Na África Malinké, o Djeli:
Sabemos que a África é um continente muito grande e diverso em aspectos culturais, sociais, econômicos, políticos, linguísticos, naturais, etc. Ainda assim, tem coisas que fazem parte da ancestralidade da grande maioria dos povos africanos, entre eles a figura do "griô", seja este homem ou mulher.
A palavra griô encontra-se em crise conceitual entre mestras e mestres dos saberes populares em várias regiões da África e em regiões do atlântico negro herdeiras da diáspora africana, por ser uma palavra imposta colonialmente.
Assim, a palavra "griot" foi criada pelos franceses para referir-se à tradução do termo "dieli" (Jéli ou Djéli), palavra encontrada na África Malinké (Mandengue), que designa o cidadão que tem por missão a transmissão do conhecimento de uma tribo ou de um povo através das gerações.
Ao que parece o termo "griô" não é totalmente bem aceito entre os djelis africanos, no entanto, ela se expandiu por todo o mundo e vem sendo re-inventada através dos movimentos da grande Kalunga, como uma tradução "universalizada", graças aos processos de colonização, que não deixa de ser um processo opressor.
Assim, na língua mandengue o termo "djeli" refere-se ao Sangue, pois ambos circulam - um pela sociedade e o outro pelo corpo.

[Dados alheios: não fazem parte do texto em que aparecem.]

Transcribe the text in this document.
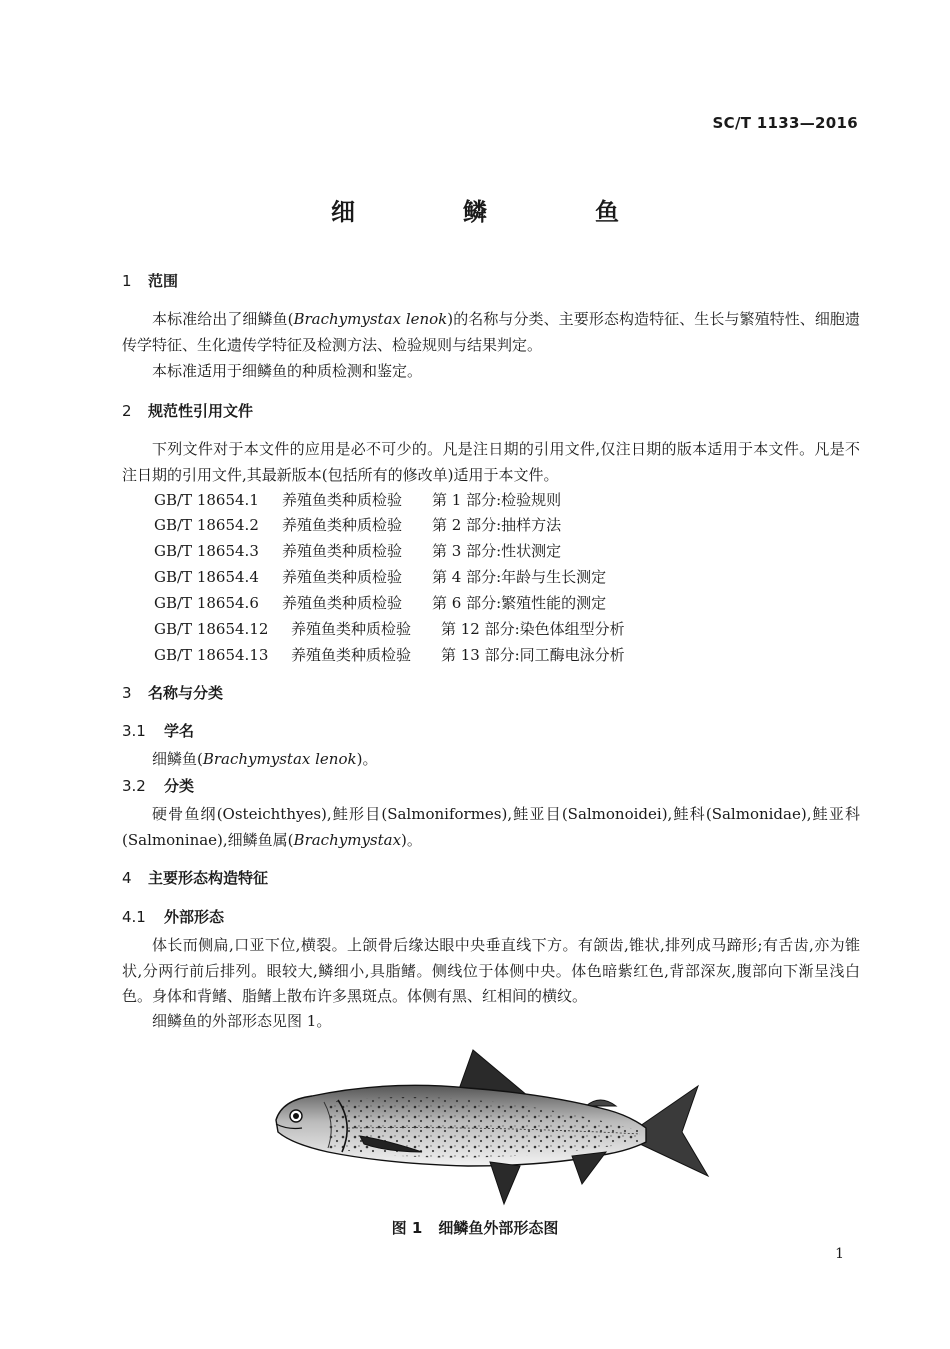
SC/T 1133—2016
细　鳞　鱼
1 范围
本标准给出了细鳞鱼(Brachymystax lenok)的名称与分类、主要形态构造特征、生长与繁殖特性、细胞遗传学特征、生化遗传学特征及检测方法、检验规则与结果判定。
本标准适用于细鳞鱼的种质检测和鉴定。
2 规范性引用文件
下列文件对于本文件的应用是必不可少的。凡是注日期的引用文件,仅注日期的版本适用于本文件。凡是不注日期的引用文件,其最新版本(包括所有的修改单)适用于本文件。
GB/T 18654.1 养殖鱼类种质检验 第 1 部分:检验规则
GB/T 18654.2 养殖鱼类种质检验 第 2 部分:抽样方法
GB/T 18654.3 养殖鱼类种质检验 第 3 部分:性状测定
GB/T 18654.4 养殖鱼类种质检验 第 4 部分:年龄与生长测定
GB/T 18654.6 养殖鱼类种质检验 第 6 部分:繁殖性能的测定
GB/T 18654.12 养殖鱼类种质检验 第 12 部分:染色体组型分析
GB/T 18654.13 养殖鱼类种质检验 第 13 部分:同工酶电泳分析
3 名称与分类
3.1 学名
细鳞鱼(Brachymystax lenok)。
3.2 分类
硬骨鱼纲(Osteichthyes),鲑形目(Salmoniformes),鲑亚目(Salmonoidei),鲑科(Salmonidae),鲑亚科(Salmoninae),细鳞鱼属(Brachymystax)。
4 主要形态构造特征
4.1 外部形态
体长而侧扁,口亚下位,横裂。上颌骨后缘达眼中央垂直线下方。有颌齿,锥状,排列成马蹄形;有舌齿,亦为锥状,分两行前后排列。眼较大,鳞细小,具脂鳍。侧线位于体侧中央。体色暗紫红色,背部深灰,腹部向下渐呈浅白色。身体和背鳍、脂鳍上散布许多黑斑点。体侧有黑、红相间的横纹。
细鳞鱼的外部形态见图 1。
图 1 细鳞鱼外部形态图
1
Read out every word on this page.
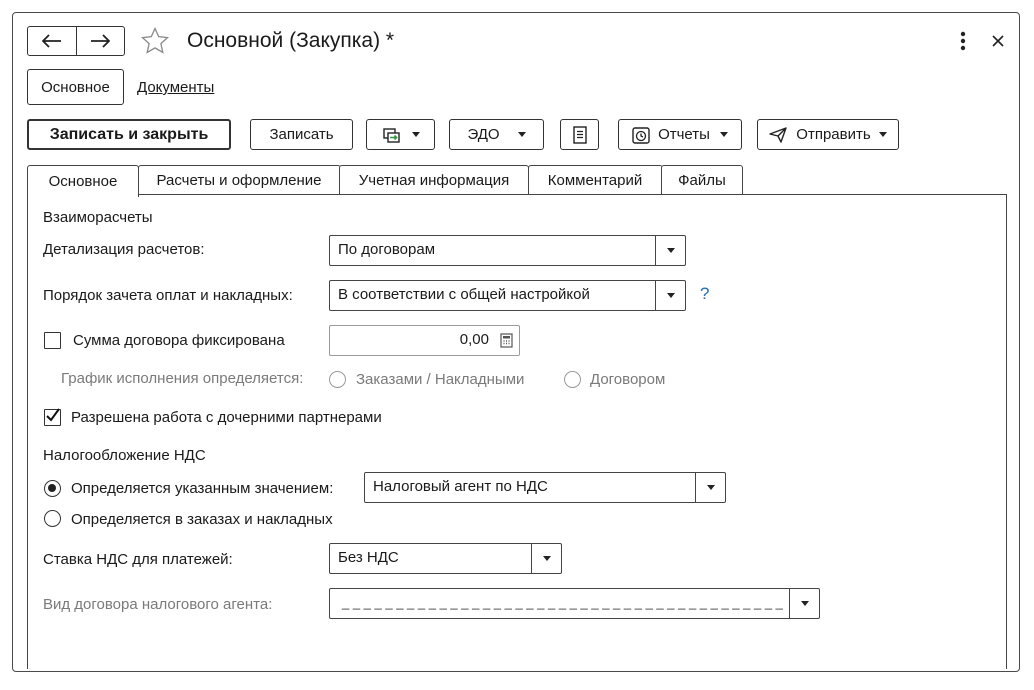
Основной (Закупка) *
Основное	Документы
Записать и закрыть	Записать	ЭДО	Отчеты	Отправить
Основное	Расчеты и оформление	Учетная информация	Комментарий	Файлы
Взаиморасчеты
Детализация расчетов:	По договорам
Порядок зачета оплат и накладных:	В соответствии с общей настройкой	?
Сумма договора фиксирована	0,00
График исполнения определяется:	Заказами / Накладными	Договором
Разрешена работа с дочерними партнерами
Налогообложение НДС
Определяется указанным значением:	Налоговый агент по НДС
Определяется в заказах и накладных
Ставка НДС для платежей:	Без НДС
Вид договора налогового агента:	_ _ _ _ _ _ _ _ _ _ _ _ _ _ _ _ _ _ _ _ _ _ _ _ _ _ _ _ _ _ _ _ _ _ _ _ _ _ _ _ _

Nessa parte da África um griô nasce griô, porque descende de uma linhagem de griôs. Vem de Sangue.
Na África Ocidental, incluindo Mali, Gâmbia, Guiné e Senegal, os djelies ou griôs são figuras fundamentais no cotidiano de suas tribos. Como os Mandengues (Malinkés, Bambaras), Fulbe (Fula), Hausa, Songhai, Tukulóor, Wolof, Mossi, Dagomba, árabes da Mauritânia e outras tribos.
Responsáveis por guardar e transmitir através da oralidade a história dos reis e de seu povo, os griôs são treinados na arte da palavra desde a infância por seus pais, avós, sua família e a comunidade.
Existem vários tipos de griôs na África: há os que exercem o ofício de historiadores, genealogistas, os caçadores, contadores de histórias, poetas, os artesãos, os músicos que cantam e tocam o tantã, o balafone, o ngoni, o djambê e a kora.
A origem dos griôs vem de Mali , do Império de Mandengue, onde a língua nativa era o Malinké ou Bambará. Com a colonização francesa na África Ocidental, os griôs enfrentaram muitas adversidades para manter a história e a cultura de seu povo, pertencentes à divisão da casta "Nàmàkàlá", na qual os direitos e os deveres são hereditários e referem-se a ofícios na sociedade.
Ao contar histórias, contos e poesias épicas, os griôs educam e encorajam seu povo, alimentando a memória, a consciência e o coração daqueles que os procuram, como um baú que guarda uma sabedoria ou um conhecimento acumulados em sua memória ao longo de sua vida e que tem como veículo de transmissão as técnicas linguísticas orais, física e musical.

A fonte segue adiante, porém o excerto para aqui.